What I now did instead: I use kamadak-exif (which I already use anyway to get the exif date information) and rotate/flip the image myself using image::imageops (with information from here on what the exif orientation values mean). Not an ideal solution, but it works and I only load and save the image once.

marcalj commented 4 weeks ago

I'd also appreciate this (mainly to preserve image orientation/rotation).

My workaround: I found an example on how to integrate img-parts with image ... but I couldn't get it to work.

What I now did instead: I use kamadak-exif (which I already use anyway to get the exif date information) and rotate/flip the image myself using image::imageops (with information from here on what the exif orientation values mean). Not an ideal solution, but it works and I only load and save the image once.

I'm using your approach and I'm wondering how to read the EXIF data without having to clone the image buffer. Since loading the buffer as an image moves the value. Any thoughts? Thanks.

marcalj commented 4 weeks ago

Ok, since my input is a buffer, I can read EXIF data without modifying the buffer like this:

// input: image_buffer: &[u8]
let exif_reader = exif::Reader::new();
let exif = exif_reader.read_raw(image_buffer.to_vec());

Update: Oh, just figured that this is actually cloning the buffer... :-/

marvinruder commented 4 weeks ago

I'd also appreciate this (mainly to preserve image orientation/rotation). My workaround: I found an example on how to integrate img-parts with image ... but I couldn't get it to work. What I now did instead: I use kamadak-exif (which I already use anyway to get the exif date information) and rotate/flip the image myself using image::imageops (with information from here on what the exif orientation values mean). Not an ideal solution, but it works and I only load and save the image once.

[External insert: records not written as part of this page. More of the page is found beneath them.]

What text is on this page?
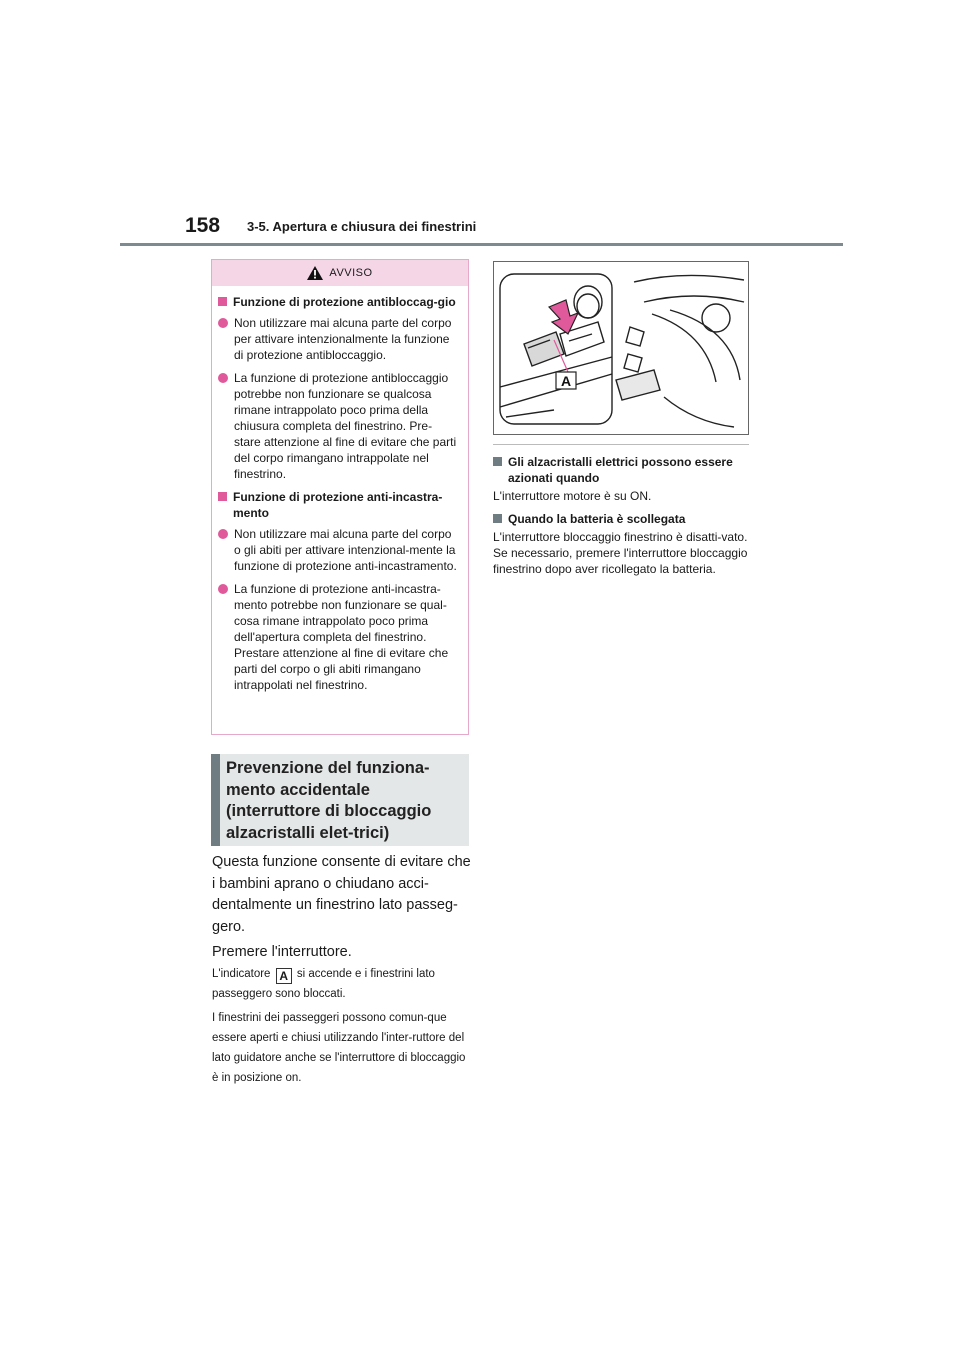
158 3-5. Apertura e chiusura dei finestrini
AVVISO
Funzione di protezione antibloccag-gio
Non utilizzare mai alcuna parte del corpo per attivare intenzionalmente la funzione di protezione antibloccaggio.
La funzione di protezione antibloccaggio potrebbe non funzionare se qualcosa rimane intrappolato poco prima della chiusura completa del finestrino. Pre-stare attenzione al fine di evitare che parti del corpo rimangano intrappolate nel finestrino.
Funzione di protezione anti-incastra-mento
Non utilizzare mai alcuna parte del corpo o gli abiti per attivare intenzional-mente la funzione di protezione anti-incastramento.
La funzione di protezione anti-incastra-mento potrebbe non funzionare se qual-cosa rimane intrappolato poco prima dell'apertura completa del finestrino. Prestare attenzione al fine di evitare che parti del corpo o gli abiti rimangano intrappolati nel finestrino.
Prevenzione del funziona-mento accidentale (interruttore di bloccaggio alzacristalli elet-trici)

Questa funzione consente di evitare che i bambini aprano o chiudano acci-dentalmente un finestrino lato passeg-gero.

Premere l'interruttore.

L'indicatore A si accende e i finestrini lato passeggero sono bloccati.

I finestrini dei passeggeri possono comun-que essere aperti e chiusi utilizzando l'inter-ruttore del lato guidatore anche se l'interruttore di bloccaggio è in posizione on.

A
Gli alzacristalli elettrici possono essere azionati quando

L'interruttore motore è su ON.

Quando la batteria è scollegata

L'interruttore bloccaggio finestrino è disatti-vato. Se necessario, premere l'interruttore bloccaggio finestrino dopo aver ricollegato la batteria.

I'm using your approach and I'm wondering how to read the EXIF data without having to clone the image buffer. Since loading the buffer as an image moves the value. Any thoughts? Thanks.

I am doing something similar with

// input: image_buffer: &[u8]
exif::Reader::new().read_from_container(&mut std::io::Cursor::new(image_buffer))
marcalj commented 3 weeks ago
// input: image_buffer: &[u8]
exif::Reader::new().read_from_container(&mut std::io::Cursor::new(image_buffer))

AFAIK is also creating a copy of the buffer.